A novel way to investigate the petrogenesis of ancient polymetamorphosed terranes is to study zircon‐hosted mineral inclusions, which are sensitive to melt evolution such as apatite. Recent contributions on such inclusions in unmetamorphosed granitoids can provide valuable petrogenetic information and, in turn, represent a way to circumvent effects of metamorphism. Yet the impact of metamorphism on apatite inclusion has never been studied in detail. To address the issue of chemical and isotopic preservation of primary signals in apatite crystals both in the matrix and armored within zircons, we have studied apatite crystals from four 3.6–4.0 Ga TTG granitoids from the Acasta Gneiss Complex (Canada). Our results demonstrate that U‐Th‐Pb isotope systematics in matrix apatite crystals were reset at 1.8–1.7 Ga (Wopmay orogen) whereas primary REE signatures were preserved in many crystals.
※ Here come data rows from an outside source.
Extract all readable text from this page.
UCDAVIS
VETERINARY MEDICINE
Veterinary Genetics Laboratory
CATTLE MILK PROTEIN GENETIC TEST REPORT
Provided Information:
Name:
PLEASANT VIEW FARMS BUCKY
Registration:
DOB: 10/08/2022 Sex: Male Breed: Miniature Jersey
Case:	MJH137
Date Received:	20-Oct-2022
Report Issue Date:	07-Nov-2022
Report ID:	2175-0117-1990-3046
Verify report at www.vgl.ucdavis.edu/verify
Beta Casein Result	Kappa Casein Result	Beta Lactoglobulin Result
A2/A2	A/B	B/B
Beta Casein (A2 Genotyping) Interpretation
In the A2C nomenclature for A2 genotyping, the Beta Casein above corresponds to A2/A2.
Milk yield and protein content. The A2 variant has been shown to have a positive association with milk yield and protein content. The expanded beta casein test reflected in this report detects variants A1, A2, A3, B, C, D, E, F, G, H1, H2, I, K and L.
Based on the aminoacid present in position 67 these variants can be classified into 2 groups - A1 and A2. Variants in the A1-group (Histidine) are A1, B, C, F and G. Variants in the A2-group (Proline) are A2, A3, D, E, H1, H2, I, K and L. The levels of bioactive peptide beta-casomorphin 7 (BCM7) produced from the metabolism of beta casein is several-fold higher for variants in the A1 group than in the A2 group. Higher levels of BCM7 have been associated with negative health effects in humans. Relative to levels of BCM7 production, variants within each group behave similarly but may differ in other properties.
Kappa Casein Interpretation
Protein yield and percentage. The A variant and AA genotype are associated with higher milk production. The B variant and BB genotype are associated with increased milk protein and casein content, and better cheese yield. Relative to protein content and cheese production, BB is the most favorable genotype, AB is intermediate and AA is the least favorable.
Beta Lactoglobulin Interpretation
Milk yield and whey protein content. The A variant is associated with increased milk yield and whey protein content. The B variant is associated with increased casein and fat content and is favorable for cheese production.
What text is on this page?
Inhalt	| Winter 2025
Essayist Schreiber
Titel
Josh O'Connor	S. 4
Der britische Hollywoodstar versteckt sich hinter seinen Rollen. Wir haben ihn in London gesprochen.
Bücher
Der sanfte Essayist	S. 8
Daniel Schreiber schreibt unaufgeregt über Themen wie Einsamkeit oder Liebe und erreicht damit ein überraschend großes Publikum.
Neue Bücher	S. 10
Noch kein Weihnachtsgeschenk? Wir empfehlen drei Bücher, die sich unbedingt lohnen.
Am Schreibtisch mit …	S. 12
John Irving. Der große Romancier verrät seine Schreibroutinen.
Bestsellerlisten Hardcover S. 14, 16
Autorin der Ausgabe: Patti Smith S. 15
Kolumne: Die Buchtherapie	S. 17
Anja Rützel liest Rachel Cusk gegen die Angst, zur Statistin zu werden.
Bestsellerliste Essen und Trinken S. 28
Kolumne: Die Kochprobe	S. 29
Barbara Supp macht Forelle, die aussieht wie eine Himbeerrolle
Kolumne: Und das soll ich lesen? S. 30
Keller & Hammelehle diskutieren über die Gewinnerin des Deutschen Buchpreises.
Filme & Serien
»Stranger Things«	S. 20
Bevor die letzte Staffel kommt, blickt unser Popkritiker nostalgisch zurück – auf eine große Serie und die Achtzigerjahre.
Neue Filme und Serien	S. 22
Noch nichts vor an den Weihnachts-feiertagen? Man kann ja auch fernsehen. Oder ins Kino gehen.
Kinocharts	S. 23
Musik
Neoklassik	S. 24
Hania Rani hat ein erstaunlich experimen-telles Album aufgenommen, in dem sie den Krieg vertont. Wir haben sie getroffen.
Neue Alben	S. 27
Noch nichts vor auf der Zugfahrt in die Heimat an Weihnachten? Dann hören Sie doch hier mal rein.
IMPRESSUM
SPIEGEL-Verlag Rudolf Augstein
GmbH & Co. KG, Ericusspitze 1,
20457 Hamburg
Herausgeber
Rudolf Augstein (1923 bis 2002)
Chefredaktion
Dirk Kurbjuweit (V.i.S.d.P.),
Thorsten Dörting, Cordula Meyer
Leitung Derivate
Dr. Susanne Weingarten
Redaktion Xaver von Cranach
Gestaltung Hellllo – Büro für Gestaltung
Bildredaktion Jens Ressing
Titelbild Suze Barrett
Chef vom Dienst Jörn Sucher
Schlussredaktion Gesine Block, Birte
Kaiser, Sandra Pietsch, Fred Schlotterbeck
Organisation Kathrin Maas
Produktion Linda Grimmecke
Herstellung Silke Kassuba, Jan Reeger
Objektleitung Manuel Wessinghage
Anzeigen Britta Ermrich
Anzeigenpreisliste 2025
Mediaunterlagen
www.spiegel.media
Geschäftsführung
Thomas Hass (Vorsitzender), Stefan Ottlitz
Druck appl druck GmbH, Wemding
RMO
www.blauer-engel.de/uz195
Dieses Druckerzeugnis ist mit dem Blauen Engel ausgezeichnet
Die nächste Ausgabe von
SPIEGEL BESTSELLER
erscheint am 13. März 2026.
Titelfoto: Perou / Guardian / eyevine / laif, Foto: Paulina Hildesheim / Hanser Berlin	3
In contrast, zircon‐hosted apatite inclusions all preserved primary REE signatures despite variable ages between 1.7 and 4.0 Ga. We interpret reset ages to be a consequence of metamorphism that managed to affect U‐Th‐Pb systematics because of advanced radiation damage accumulation in host‐zircon lattices. Only the most pristine zircon crystal has an apatite inclusion with a concordant age consistent with the magmatic age of the zircon (4.0 Ga). In addition, our results show that apatite crystals from TTG have distinct REE composition from post‐Archean granitoids apatites, that is preserved even in some apatites with reset ages. This capacity to retain primary information and discriminate granitoid types makes apatite a very valuable tool for reconstructing the nature and evolution of ancient crustal rocks through the use of detrital minerals.

中文翻译：

---

通过比较Eoarchean Acasta片麻岩复合体（加拿大）中的基质和锆石晶体，了解磷灰石中主要特征的保留

研究古代多变质地层岩石成因的一种新方法是研究锆石包裹的矿物包裹体，这些包裹体对磷灰石等熔体的演化敏感。对未变质的类固醇中此类夹杂物的最新贡献可提供有价值的岩石成因信息，进而代表一种规避变质作用的方法。然而，从未详细研究变质对磷灰石夹杂物的影响。为了解决基体和铠装锆石中磷灰石晶体中主要信号的化学和同位素保存问题，我们研究了来自Acasta Gneiss Complex（加拿大）的四个3.6–4.0 Ga TTG花岗岩中的磷灰石晶体。我们的结果表明，基体磷灰石晶体中的U-Th-Pb同位素系统重置为1.8-1。7 Ga（Wopmay造山带），而主要的REE标记保留在许多晶体中。相比之下，尽管年龄介于1.7和4.0 Ga之间，但锆石包裹的磷灰石包裹体均保留了主要的REE特征。我们将重置年龄解释为由于宿主体内先进的辐射损伤积累而成功影响了U-Th-Pb系统学的变质作用的结果。锆石晶格。只有最原始的锆石晶体才具有磷灰石包裹体，其年龄与锆石的岩浆年龄（4.0 Ga）一致。此外，我们的结果表明，TTG的磷灰石晶体具有与Archean花岗岩后的磷灰石不同的REE组成，即使在某些具有重置年龄的磷灰石中也可以保留。